Tuesday, September 20, 2011

Why Shamanism?

I have had more than a passing interest in things "shamanistic" in the last decade or so.  I have taken numerous weekend workshops and a few extended courses, read a number of books and made acquaintance with few gifted individuals.

I am not a shaman. I don't ever envision ever calling myself by that title.  I think we westerners have in a way bastardized the term, made up a uniquely western way of thinking of shamanism, and then pretend in our typically arrogant western way that we are connecting to ancient ways.
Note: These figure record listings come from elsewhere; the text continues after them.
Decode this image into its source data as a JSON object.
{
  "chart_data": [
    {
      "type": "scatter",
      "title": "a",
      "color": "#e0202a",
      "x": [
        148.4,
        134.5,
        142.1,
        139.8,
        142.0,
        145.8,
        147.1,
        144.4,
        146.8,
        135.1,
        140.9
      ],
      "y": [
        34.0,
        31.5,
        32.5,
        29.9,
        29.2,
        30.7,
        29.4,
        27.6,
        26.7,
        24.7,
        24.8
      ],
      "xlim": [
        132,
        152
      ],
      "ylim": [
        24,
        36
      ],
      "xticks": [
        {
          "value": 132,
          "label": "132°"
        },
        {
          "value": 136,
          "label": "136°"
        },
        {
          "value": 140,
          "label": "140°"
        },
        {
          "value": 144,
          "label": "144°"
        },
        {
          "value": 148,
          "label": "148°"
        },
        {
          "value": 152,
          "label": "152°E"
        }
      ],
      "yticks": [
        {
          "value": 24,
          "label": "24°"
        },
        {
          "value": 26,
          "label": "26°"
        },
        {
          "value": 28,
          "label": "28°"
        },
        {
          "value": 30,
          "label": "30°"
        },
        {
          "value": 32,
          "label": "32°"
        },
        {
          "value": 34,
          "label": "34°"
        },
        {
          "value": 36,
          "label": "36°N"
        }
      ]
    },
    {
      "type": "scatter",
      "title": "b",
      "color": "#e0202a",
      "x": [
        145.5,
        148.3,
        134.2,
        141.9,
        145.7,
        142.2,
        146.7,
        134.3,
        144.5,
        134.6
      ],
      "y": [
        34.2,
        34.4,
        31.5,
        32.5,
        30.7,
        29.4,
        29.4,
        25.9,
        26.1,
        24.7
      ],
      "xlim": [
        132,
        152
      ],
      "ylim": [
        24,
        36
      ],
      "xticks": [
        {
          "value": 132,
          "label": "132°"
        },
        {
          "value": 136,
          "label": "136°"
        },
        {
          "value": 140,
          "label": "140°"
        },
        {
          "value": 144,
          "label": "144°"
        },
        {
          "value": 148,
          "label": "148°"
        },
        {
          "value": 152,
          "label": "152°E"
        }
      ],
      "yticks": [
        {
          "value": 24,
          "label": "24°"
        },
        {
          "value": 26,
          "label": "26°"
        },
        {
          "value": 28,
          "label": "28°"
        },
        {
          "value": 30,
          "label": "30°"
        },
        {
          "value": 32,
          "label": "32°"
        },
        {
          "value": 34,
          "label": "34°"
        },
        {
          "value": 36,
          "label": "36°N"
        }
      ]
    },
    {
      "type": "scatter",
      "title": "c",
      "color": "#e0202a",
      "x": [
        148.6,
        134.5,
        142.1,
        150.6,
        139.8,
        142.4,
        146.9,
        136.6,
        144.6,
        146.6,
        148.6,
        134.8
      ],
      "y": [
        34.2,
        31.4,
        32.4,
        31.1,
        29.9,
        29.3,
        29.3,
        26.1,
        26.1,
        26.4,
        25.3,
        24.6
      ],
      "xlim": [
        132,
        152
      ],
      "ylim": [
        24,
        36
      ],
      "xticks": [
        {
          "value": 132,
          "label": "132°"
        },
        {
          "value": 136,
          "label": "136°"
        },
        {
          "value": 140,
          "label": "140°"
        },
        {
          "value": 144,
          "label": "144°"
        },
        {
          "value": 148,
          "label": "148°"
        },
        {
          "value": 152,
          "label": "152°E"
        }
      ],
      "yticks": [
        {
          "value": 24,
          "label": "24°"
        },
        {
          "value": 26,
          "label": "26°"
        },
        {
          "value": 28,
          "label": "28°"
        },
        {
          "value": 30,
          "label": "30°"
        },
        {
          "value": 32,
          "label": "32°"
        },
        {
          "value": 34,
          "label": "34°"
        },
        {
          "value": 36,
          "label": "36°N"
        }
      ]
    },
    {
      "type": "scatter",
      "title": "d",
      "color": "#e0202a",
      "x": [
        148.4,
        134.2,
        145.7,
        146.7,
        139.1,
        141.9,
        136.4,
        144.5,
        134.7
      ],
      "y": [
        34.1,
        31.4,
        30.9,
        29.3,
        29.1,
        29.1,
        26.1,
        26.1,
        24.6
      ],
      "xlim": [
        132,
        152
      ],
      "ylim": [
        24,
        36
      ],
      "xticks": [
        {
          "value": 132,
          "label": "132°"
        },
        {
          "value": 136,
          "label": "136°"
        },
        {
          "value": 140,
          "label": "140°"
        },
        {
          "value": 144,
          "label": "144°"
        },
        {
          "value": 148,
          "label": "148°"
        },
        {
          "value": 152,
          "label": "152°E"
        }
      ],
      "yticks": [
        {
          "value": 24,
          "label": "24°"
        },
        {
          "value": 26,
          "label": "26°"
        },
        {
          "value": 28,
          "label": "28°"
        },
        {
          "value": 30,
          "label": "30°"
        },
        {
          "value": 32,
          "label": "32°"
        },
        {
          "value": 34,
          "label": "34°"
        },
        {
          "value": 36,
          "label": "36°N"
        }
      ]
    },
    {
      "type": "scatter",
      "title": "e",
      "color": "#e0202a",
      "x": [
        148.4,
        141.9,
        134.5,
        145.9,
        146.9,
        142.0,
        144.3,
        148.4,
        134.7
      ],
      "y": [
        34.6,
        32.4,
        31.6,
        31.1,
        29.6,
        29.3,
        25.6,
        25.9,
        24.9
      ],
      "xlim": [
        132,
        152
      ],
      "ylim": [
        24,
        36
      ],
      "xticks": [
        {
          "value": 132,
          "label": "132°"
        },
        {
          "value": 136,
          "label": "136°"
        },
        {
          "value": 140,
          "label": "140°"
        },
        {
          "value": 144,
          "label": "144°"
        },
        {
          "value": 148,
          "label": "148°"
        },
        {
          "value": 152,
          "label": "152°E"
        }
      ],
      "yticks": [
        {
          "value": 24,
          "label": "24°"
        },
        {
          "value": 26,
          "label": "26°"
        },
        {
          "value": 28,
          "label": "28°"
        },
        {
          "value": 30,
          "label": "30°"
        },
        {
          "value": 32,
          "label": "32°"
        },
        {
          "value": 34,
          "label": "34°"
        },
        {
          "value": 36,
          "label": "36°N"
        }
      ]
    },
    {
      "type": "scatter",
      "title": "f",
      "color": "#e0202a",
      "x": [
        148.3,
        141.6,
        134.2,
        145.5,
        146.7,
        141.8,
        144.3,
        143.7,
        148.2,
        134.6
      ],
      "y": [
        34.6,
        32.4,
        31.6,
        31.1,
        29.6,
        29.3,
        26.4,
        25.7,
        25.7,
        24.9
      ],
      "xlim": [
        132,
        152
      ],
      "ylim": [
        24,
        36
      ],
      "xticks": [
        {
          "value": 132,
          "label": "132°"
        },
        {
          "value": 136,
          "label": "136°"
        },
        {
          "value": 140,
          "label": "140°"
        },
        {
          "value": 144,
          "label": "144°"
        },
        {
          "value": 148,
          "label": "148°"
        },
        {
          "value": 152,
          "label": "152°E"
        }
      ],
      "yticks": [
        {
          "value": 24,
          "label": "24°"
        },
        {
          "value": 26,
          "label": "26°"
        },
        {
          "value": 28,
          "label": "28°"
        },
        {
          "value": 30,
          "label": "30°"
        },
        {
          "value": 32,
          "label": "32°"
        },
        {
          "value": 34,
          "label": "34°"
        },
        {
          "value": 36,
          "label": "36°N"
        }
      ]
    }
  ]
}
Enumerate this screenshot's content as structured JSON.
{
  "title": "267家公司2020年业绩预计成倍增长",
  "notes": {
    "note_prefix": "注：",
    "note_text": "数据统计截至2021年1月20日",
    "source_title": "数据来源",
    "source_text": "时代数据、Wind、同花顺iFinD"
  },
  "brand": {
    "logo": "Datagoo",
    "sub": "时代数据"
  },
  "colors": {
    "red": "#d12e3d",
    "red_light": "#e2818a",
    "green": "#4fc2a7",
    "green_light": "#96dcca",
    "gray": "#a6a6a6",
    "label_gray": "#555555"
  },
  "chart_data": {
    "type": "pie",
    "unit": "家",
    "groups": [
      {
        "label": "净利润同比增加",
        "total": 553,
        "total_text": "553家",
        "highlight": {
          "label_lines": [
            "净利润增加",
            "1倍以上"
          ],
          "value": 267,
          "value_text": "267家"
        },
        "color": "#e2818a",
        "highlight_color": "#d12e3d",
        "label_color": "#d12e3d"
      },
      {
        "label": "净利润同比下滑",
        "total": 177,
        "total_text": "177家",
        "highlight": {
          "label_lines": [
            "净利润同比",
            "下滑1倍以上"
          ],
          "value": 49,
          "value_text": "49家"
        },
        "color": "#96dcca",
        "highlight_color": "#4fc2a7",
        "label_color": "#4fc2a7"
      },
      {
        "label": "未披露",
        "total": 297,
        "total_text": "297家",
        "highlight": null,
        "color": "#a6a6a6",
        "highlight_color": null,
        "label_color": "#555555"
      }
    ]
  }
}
I have been a trouble maker in most every class I have taken.  I question anything that doesn't resonate with me.  I refuse to accept anything simply because someone else said it was so.  Still, even filtered through our flawed western eyes and understandings, I find nuggets of truths that resonate as universal.  It is these nuggets of truth that I continue to pursue.

But why?

I make little to no distinction between the animal communication activities and the shamanic activities.  Animals, you see, live daily in the truths that the shamanic practices bring us closer to knowing.  I find it very interesting that most animal communication workshops are attended only by women.  Shaman classes have a significant number of men (although still dominated by women).  What's the difference?

I have been uncomfortable with a few people I have encounter at shaman workshops.  I think some people look at shamanistic practices as a way to gain "power" - power over people, power over situations.  For true practitioners, it is power to deliver healing to those who ask.

I am not looking for power at all.  Knowledge and wisdom yes.  Power, no.

So why am I still interested in shamanism?

I have a sense, through the connection with animals and plants and rocks and wind and the earth, that there is a tremendous grace in which all things exist.  There is a connectedness throughout all-that-is that is beyond our human ability to know.

I have also am quite aware that I do not walk in this grace (most humans don't), that my actions, my thoughts, actually destroy and run counter to the harmony in which all things live.  I would like to learn to walk more gently on my path so that not only do I not leave carnage in my wake but I may actually one day find a way to be a contributor to this greater grace, instead of a bystandard.

Maybe the "power" I am looking for is simply the power and wisdom to improve myself.

2 Comments:

At September 21, 2011 12:00 AM, Blogger Lisa :-] said...

I, too, am interested in "alternative spirituality," which, to us Westerners, includes shamanism, paganism, goddess-worship, and a myriad of other things. I have abandoned the path of mainstream Abrahamic religions; but I have not chosen a particular other path. I truly believe that spirituality is a uniquely personal experience. We get into trouble when we start to draw boundaries and make rules about the proper way to follow any spiritual path. I'm sure there are those who would say my personal spiritual rituals are a mish-mash of cultures and beliefs. I don't mean to disrespect anyone or anything, and I don't presume to tell anyone else that the spiritual path they follow is wrong. My belief, like yours, is in the things that resonate with me. And I think that's the point...

 
At September 21, 2011 7:51 PM, Blogger Nelle said...

I think you are pursueing for a noble reason. I hope you find all the things that you are searching for.